So, I definitely suck at blogging! Sorry to be so sparse.
Saturday we went to the Kenai National Wildlife Refuge. I thought they could take us on a "tour" of the area and we might actually see some local wildlife, but NO. Dumb! There's just a visitor's center and some "reserve land". Like Alaska needs that! Honestly. The biggest city (anchorage) isn't even 300,000! Pretty sure there's enough land for those wild guys.
Anyway, we actually went for their Annual Berry Fun Day. I was hoping we'd get to pick some wild blueberries or something, but instead they showed us local berries and which are eatable. Good information, and actually quite fun. Some of the berries we have here are blueberries, trailing raspberries, elderberries (poisonous when raw), high-bush (bright red) and low-bush (deep red) cranberries, red currants, wild rose hips, dwarf dogwood (very abundant), crowberries (very dark purple), watermelon berry (grows dangling underneath the leaves), cloudberries (look kinda like under developed raspberries), Timberberry (bright orange, looks like a pumpkin, edible, but distastful), Devil's club (grow in bunches, also poisonous).
We have some wild rose bushes and red currants in our yard, along with dogwood and low-bush cranberries in our forest and along the off-road path. It's cool to know!I took a few pictures.

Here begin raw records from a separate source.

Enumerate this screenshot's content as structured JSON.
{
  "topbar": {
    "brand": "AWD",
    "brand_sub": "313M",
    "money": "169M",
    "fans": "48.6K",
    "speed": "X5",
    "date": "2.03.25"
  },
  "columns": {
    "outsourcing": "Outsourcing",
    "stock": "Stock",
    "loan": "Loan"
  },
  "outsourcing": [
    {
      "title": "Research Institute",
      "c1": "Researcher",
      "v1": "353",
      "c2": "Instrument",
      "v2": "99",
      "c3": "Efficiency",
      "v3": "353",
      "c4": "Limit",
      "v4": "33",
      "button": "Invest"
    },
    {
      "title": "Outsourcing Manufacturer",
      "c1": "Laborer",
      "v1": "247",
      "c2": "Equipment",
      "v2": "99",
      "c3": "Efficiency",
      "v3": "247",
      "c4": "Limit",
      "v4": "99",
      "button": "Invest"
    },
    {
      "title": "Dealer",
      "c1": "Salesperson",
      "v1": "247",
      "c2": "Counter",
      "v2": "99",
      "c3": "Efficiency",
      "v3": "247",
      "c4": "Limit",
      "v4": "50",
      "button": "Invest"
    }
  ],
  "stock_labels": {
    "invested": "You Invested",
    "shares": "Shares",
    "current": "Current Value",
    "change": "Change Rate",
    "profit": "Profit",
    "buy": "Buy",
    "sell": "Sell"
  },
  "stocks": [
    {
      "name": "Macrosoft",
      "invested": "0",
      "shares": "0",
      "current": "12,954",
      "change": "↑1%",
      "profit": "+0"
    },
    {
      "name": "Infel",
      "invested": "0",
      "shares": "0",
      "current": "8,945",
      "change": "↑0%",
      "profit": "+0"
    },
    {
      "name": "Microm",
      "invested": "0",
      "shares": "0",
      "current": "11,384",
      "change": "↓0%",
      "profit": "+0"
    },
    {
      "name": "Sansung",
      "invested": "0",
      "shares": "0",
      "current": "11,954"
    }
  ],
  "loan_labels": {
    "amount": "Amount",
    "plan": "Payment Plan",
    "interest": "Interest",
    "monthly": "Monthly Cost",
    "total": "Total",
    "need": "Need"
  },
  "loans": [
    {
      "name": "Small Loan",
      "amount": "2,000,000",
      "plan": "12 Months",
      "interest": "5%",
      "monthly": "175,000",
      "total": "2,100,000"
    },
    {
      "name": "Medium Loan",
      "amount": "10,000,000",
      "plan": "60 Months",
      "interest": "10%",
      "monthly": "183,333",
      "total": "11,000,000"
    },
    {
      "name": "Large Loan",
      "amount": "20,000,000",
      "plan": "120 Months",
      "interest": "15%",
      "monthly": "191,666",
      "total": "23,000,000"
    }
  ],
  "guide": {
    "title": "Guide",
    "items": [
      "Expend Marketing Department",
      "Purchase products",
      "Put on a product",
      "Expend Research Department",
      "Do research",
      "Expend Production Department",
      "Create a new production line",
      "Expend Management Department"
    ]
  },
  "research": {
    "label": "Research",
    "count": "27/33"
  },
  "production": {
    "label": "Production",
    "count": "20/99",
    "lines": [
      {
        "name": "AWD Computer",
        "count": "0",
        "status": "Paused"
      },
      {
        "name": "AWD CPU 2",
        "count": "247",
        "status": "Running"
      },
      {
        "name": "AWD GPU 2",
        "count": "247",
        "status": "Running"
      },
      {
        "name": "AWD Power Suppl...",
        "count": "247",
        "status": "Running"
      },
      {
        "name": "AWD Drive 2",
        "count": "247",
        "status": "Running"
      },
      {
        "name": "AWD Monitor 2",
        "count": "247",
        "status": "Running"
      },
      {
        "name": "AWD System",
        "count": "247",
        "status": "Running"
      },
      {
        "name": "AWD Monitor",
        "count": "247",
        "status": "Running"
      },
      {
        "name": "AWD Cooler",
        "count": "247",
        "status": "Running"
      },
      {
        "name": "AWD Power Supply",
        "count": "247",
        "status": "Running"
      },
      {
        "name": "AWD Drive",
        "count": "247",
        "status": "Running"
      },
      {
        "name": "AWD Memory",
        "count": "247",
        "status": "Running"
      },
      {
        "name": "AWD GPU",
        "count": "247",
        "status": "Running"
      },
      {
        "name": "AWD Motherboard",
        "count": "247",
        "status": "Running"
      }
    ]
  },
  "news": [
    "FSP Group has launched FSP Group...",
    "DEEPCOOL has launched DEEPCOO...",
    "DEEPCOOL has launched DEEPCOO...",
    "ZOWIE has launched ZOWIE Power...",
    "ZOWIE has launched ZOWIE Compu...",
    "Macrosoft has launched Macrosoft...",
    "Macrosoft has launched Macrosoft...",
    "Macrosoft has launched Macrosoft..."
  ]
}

I think this is a red currant. I don't recall. It looks very close to the high-bush cranberry.
Elderberries. Grow in bunches. Bears love them. Easy eating!
Azilyn and me trying to get out of the rain under the leaves of a Devil's club.
Ok, well, I thought there were more pictures, but I cant find them.
I do have some interesting mushroom pictures though. It rains here so much that they just spring up at random, and there are sooo many different ones! It's cool. In our yard alone, there are probably 20 varieties! I know most are not edible, even though we have some that look just like portabella. We do have one called a puffball that is edible! We even have some of those in our yard (I think). I dont think I'll try it though. They were too small to get a good picture of but, here are a few of the most interesting ones from our yard and the hike at the Refuge.
This one had been munched on by the bugs, but it was a beautiful red-orange.
Here is another view of the underside. They actually grow convex, rather than the normal cap formation.
This one is a red-purple. So cool. There is a turquoise colored one in our yard too, but my camera wouldnt capture the color.
This one is actually quite large, and another inverted-type.
Here is another view. I couldnt get a great picture.
Nickname is Mario's mushroom.
At first I thought this was bear scat, but it's actually a black mushroom!
This one grows this way. It wasn't smashed.